Se un gruppo fa un disco nuovo dopo anni (reunion su disco) lo possiamo (o no) contestualizzare in un revival; nel caso dei Sebadoh, si, lo possiamo contestualizzare in un revival. Quello che è certo è che in questo caso il punto di vista è diverso rispetto ai Clever perché sono sempre le stesse persone fisiche a suonare (a parte il batterista) e come si suol dire ne è passata di acqua sotto i ponti. Il risultato può non essere buono.
Ma non è possibile vivere senza reunion (ci sono sempre state) o senza revival, tanto che negli ultimi tempi sembrano essere diventati ancora più indispensabili, cioè rispetto a 15 anni fa si è accelerato molto il ritmo col quale si muove l’eterno ritorno: i decenni ritornano più di frequente, anche più di uno alla volta, e con loro i gruppi. E non è possibile vivere senza revival o reunion anche perchè imbarcano soldi o esprimono una necessità, a molti livelli, dalla festa a tema un decennio a caso al ritorno di una serie di gruppi, che poi costituisce un revival, e il cerchio si chiude.

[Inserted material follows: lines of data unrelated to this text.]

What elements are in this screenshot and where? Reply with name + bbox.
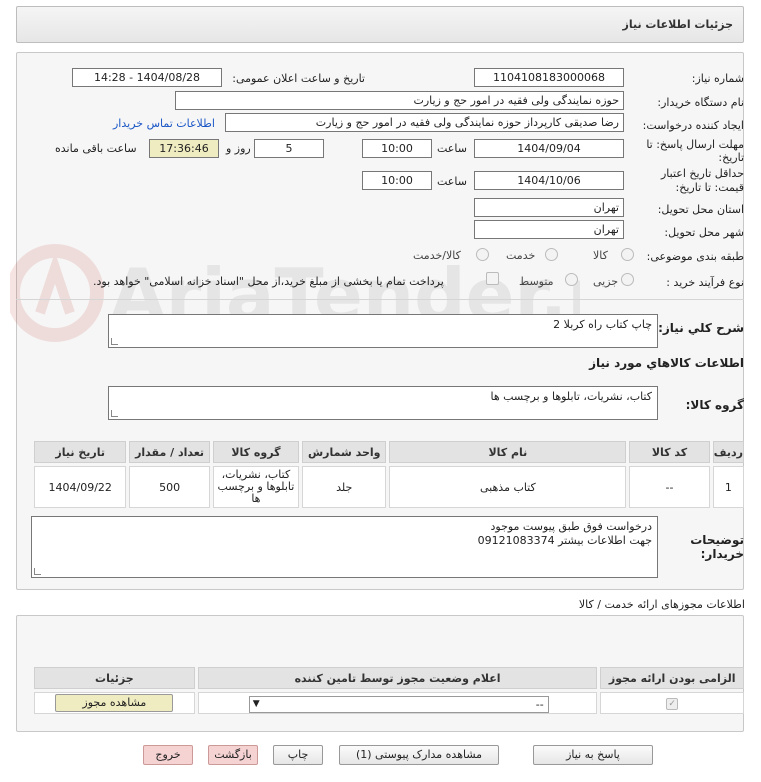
col-name: نام کالا xyxy=(389,441,627,463)
days-label: روز و xyxy=(226,142,251,155)
province-label: استان محل تحویل: xyxy=(657,203,744,216)
goods-group-text: کتاب، نشریات، تابلوها و برچسب ها xyxy=(490,390,652,403)
goods-table: ردیف کد کالا نام کالا واحد شمارش گروه کا… xyxy=(31,438,747,511)
deadline-time-label: ساعت xyxy=(437,142,467,155)
category-option-goods-service: کالا/خدمت xyxy=(413,249,461,262)
remaining-time-label: ساعت باقی مانده xyxy=(55,142,137,155)
buyer-label: نام دستگاه خریدار: xyxy=(657,96,744,109)
process-radio-minor[interactable] xyxy=(621,273,634,286)
buyer-field: حوزه نمایندگی ولی فقیه در امور حج و زیار… xyxy=(175,91,624,110)
category-option-goods: کالا xyxy=(593,249,608,262)
notes-field: درخواست فوق طبق پیوست موجود جهت اطلاعات … xyxy=(31,516,658,578)
category-radio-goods-service[interactable] xyxy=(476,248,489,261)
chevron-down-icon: ▼ xyxy=(252,699,260,709)
province-field: تهران xyxy=(474,198,624,217)
resize-handle[interactable] xyxy=(111,338,118,345)
cell-row: 1 xyxy=(712,466,744,508)
treasury-checkbox[interactable] xyxy=(486,272,499,285)
treasury-note: پرداخت تمام یا بخشی از مبلغ خرید،از محل … xyxy=(93,275,444,288)
goods-group-field: کتاب، نشریات، تابلوها و برچسب ها xyxy=(108,386,658,420)
divider xyxy=(16,299,744,300)
summary-field: چاپ کتاب راه کربلا 2 xyxy=(108,314,658,348)
creator-label: ایجاد کننده درخواست: xyxy=(642,119,744,132)
deadline-time-field: 10:00 xyxy=(362,139,432,158)
category-radio-goods[interactable] xyxy=(621,248,634,261)
category-label: طبقه بندی موضوعی: xyxy=(646,250,744,263)
print-button[interactable]: چاپ xyxy=(273,745,323,765)
validity-date-field: 1404/10/06 xyxy=(474,171,624,190)
validity-time-field: 10:00 xyxy=(362,171,432,190)
col-qty: تعداد / مقدار xyxy=(129,441,210,463)
cell-unit: جلد xyxy=(302,466,387,508)
required-checkbox: ✓ xyxy=(666,697,679,710)
need-number-label: شماره نیاز: xyxy=(691,72,744,85)
permits-table-header: الزامی بودن ارائه مجوز اعلام وضعیت مجوز … xyxy=(34,667,744,689)
need-number-field: 1104108183000068 xyxy=(474,68,624,87)
cell-code: -- xyxy=(629,466,710,508)
permit-status-select[interactable]: -- ▼ xyxy=(248,696,549,713)
announce-label: تاریخ و ساعت اعلان عمومی: xyxy=(232,72,365,85)
page-title: جزئیات اطلاعات نیاز xyxy=(622,18,734,31)
col-row: ردیف xyxy=(712,441,744,463)
exit-button[interactable]: خروج xyxy=(143,745,193,765)
process-option-medium: متوسط xyxy=(519,275,554,288)
reply-button[interactable]: پاسخ به نیاز xyxy=(533,745,653,765)
page-header: جزئیات اطلاعات نیاز xyxy=(16,6,744,43)
permits-table: الزامی بودن ارائه مجوز اعلام وضعیت مجوز … xyxy=(31,664,747,717)
process-label: نوع فرآیند خرید : xyxy=(666,276,744,289)
col-unit: واحد شمارش xyxy=(302,441,387,463)
validity-label-2: قیمت: تا تاریخ: xyxy=(675,181,744,194)
deadline-label: مهلت ارسال پاسخ: تا xyxy=(646,138,744,151)
process-radio-medium[interactable] xyxy=(565,273,578,286)
announce-field: 1404/08/28 - 14:28 xyxy=(72,68,222,87)
notes-label-2: خریدار: xyxy=(700,547,744,561)
notes-line-1: درخواست فوق طبق پیوست موجود xyxy=(490,520,652,533)
validity-time-label: ساعت xyxy=(437,175,467,188)
cell-qty: 500 xyxy=(129,466,210,508)
cell-name: کتاب مذهبی xyxy=(389,466,627,508)
creator-field: رضا صدیقی کارپرداز حوزه نمایندگی ولی فقی… xyxy=(225,113,624,132)
permit-status-value: -- xyxy=(535,698,544,711)
col-date: تاریخ نیاز xyxy=(34,441,127,463)
col-code: کد کالا xyxy=(629,441,710,463)
table-row: ✓ -- ▼ مشاهده مجوز xyxy=(34,692,744,714)
goods-group-label: گروه کالا: xyxy=(685,398,744,412)
view-permit-button[interactable]: مشاهده مجوز xyxy=(55,694,174,712)
cell-status: -- ▼ xyxy=(197,692,598,714)
col-group: گروه کالا xyxy=(212,441,300,463)
col-details: جزئیات xyxy=(34,667,195,689)
cell-required: ✓ xyxy=(600,692,744,714)
category-radio-service[interactable] xyxy=(545,248,558,261)
permits-section-title: اطلاعات مجوزهای ارائه خدمت / کالا xyxy=(578,598,745,611)
notes-label: توضیحات xyxy=(690,533,744,547)
resize-handle[interactable] xyxy=(111,410,118,417)
col-status: اعلام وضعیت مجوز توسط تامین کننده xyxy=(197,667,598,689)
city-field: تهران xyxy=(474,220,624,239)
deadline-label-2: تاریخ: xyxy=(718,151,744,164)
summary-label: شرح کلي نياز: xyxy=(658,321,744,335)
cell-details: مشاهده مجوز xyxy=(34,692,195,714)
col-required: الزامی بودن ارائه مجوز xyxy=(600,667,744,689)
notes-line-2: جهت اطلاعات بیشتر 09121083374 xyxy=(477,534,652,547)
deadline-date-field: 1404/09/04 xyxy=(474,139,624,158)
view-attachments-button[interactable]: مشاهده مدارک پیوستی (1) xyxy=(339,745,499,765)
cell-date: 1404/09/22 xyxy=(34,466,127,508)
back-button[interactable]: بازگشت xyxy=(208,745,258,765)
table-row: 1 -- کتاب مذهبی جلد کتاب، نشریات، تابلوه… xyxy=(34,466,744,508)
resize-handle[interactable] xyxy=(34,568,41,575)
goods-table-header: ردیف کد کالا نام کالا واحد شمارش گروه کا… xyxy=(34,441,744,463)
process-option-minor: جزیی xyxy=(593,275,619,288)
city-label: شهر محل تحویل: xyxy=(664,226,744,239)
goods-section-title: اطلاعات کالاهاي مورد نياز xyxy=(589,356,744,370)
validity-label: حداقل تاریخ اعتبار xyxy=(660,167,744,180)
buyer-contact-link[interactable]: اطلاعات تماس خریدار xyxy=(113,117,215,130)
category-option-service: خدمت xyxy=(506,249,536,262)
summary-text: چاپ کتاب راه کربلا 2 xyxy=(553,318,652,331)
cell-group: کتاب، نشریات، تابلوها و برچسب ها xyxy=(212,466,300,508)
remaining-time-field: 17:36:46 xyxy=(149,139,219,158)
days-remaining-field: 5 xyxy=(254,139,324,158)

Quindi, una serie di reunion possono dar vita a un revival; dal revival possono nascere cose interessanti, estranee alle reunion; le reunion di per sé di solito non danno buoni frutti, ma a volte sono indispensabili per dar vita al revival. Conclusioni: niente, io faccio una critica, alla quale credo fermamente (critica che è anche un po’ difficile da soddisfare), poi non è che credo che non ci siano mai più le reunion e i revival perché ho fatto una critica. Anche perché coi revival possiamo scoprire cose bellissime, anche quelle che sono successe prima, quindi bisogna stare attenti a quello che c’è intorno.

(Ma si dice soddisfare una critica?)

Sapevo che sarebbe stata una prova dura, ma ero un po’ emozionato per l’uscita di Defend Yourself. Sempre respect, ma nessun miracolo; e la parola giusta è fanculo.